Money Laundering Offences: Corporate Bodies and Individuals Held Accountable
A New Era of Accountability
In a significant move, corporate bodies and individuals involved in money laundering activities are facing severe consequences under new legislation. The law is clear: those who engage in these illegal activities will be held accountable for their actions, regardless of whether the company or individual has been convicted of the offence.

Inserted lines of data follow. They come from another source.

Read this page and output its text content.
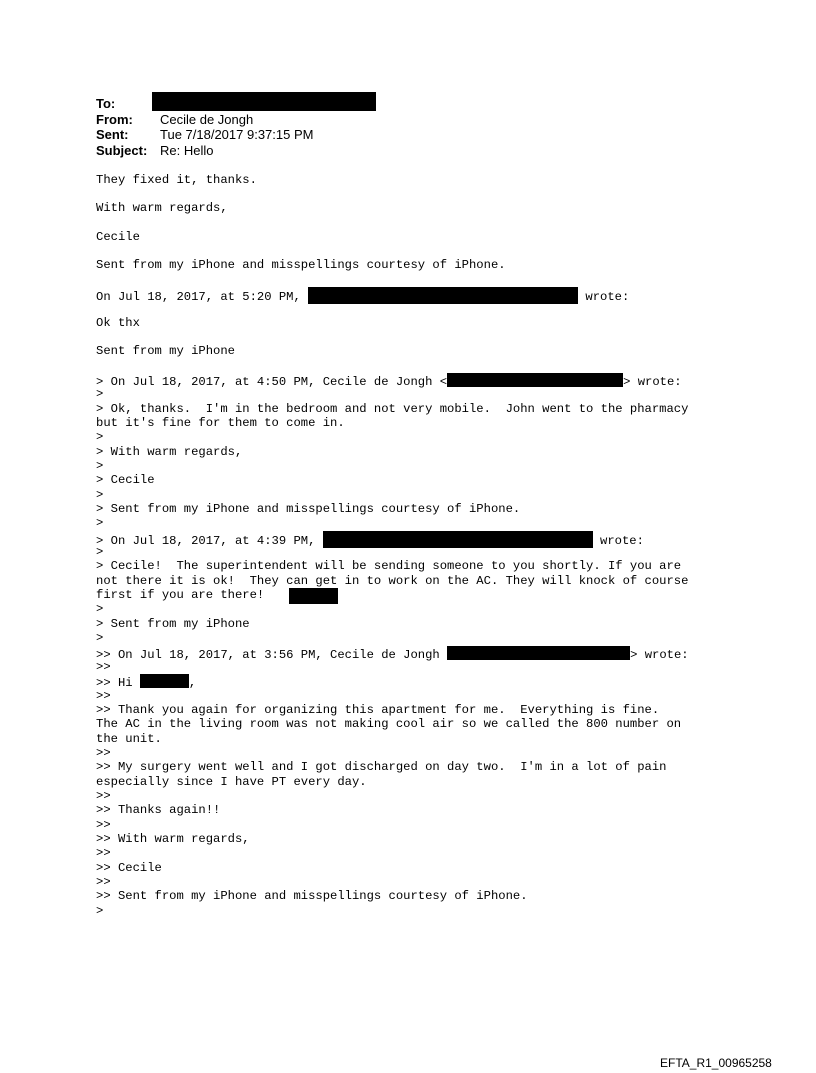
To:
From: Cecile de Jongh
Sent: Tue 7/18/2017 9:37:15 PM
Subject: Re: Hello
They fixed it, thanks.
With warm regards,
Cecile
Sent from my iPhone and misspellings courtesy of iPhone.
On Jul 18, 2017, at 5:20 PM,	wrote:
Ok thx
Sent from my iPhone
> On Jul 18, 2017, at 4:50 PM, Cecile de Jongh <	> wrote:
>
> Ok, thanks.  I'm in the bedroom and not very mobile.  John went to the pharmacy
but it's fine for them to come in.
>
> With warm regards,
>
> Cecile
>
> Sent from my iPhone and misspellings courtesy of iPhone.
>
> On Jul 18, 2017, at 4:39 PM,	wrote:
>
> Cecile!  The superintendent will be sending someone to you shortly. If you are
not there it is ok!  They can get in to work on the AC. They will knock of course
first if you are there!
>
> Sent from my iPhone
>
>> On Jul 18, 2017, at 3:56 PM, Cecile de Jongh	> wrote:
>>
>> Hi	,
>>
>> Thank you again for organizing this apartment for me.  Everything is fine.
The AC in the living room was not making cool air so we called the 800 number on
the unit.
>>
>> My surgery went well and I got discharged on day two.  I'm in a lot of pain
especially since I have PT every day.
>>
>> Thanks again!!
>>
>> With warm regards,
>>
>> Cecile
>>
>> Sent from my iPhone and misspellings courtesy of iPhone.
>
EFTA_R1_00965258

Corporate Bodies Liable for Money Laundering
Under the new legislation, corporate bodies can be held liable for money laundering even if they have not been convicted of the offence. This means that companies found to be involved in money laundering activities will face severe penalties, including:
- Seizure and liquidation of assets
- Fines and other monetary penalties
- Reputation damage and loss of public trust
Individuals Also Accountable
Not only corporate bodies but also individuals who engage in money laundering activities are being held accountable. Individuals who commit money laundering offences can face:
- Fines up to twice the market value of the property involved
- Imprisonment for a term not exceeding two years
- Reputation damage and loss of public trust
Reporting Suspicious Transactions
In an effort to prevent and detect money laundering, reporting persons are required to report suspicious transactions within 24 hours. This includes:
- Taking reasonable measures to ascertain the purpose of the transaction
- Identifying the origin and ultimate destination of the funds or property involved
- Determining the identity and address of any ultimate beneficiary
Consequences of Non-Compliance
Failure to comply with these requirements can result in severe penalties, including:
- Fines up to twice the market value of the property involved
- Imprisonment for a term not exceeding two years
- Reputation damage and loss of public trust
Internal Reporting Procedures
Reporting persons are also required to establish and maintain internal reporting procedures, including:
- Designating a person to whom employees can report suspicious transactions
- Providing reasonable access to information relevant to determining whether sufficient basis exists to report the matter
- Requiring the designated person to report all suspicious transactions
Additional Preventive Measures
In addition to these requirements, reporting persons are also required to take appropriate measures to:
- Make employees aware of domestic law relating to money laundering and terrorist financing
- Provide employees with training in the recognition and handling of transactions relating to money laundering or terrorist financing
- Ensure that no person shall open or operate an account with a reporting person in a false, disguised or anonymous name
The Way Forward
The new legislation is aimed at combating money laundering and terrorist financing by holding corporate bodies and individuals accountable for their actions. It is expected that these measures will help to prevent and detect money laundering activities and bring those responsible to justice.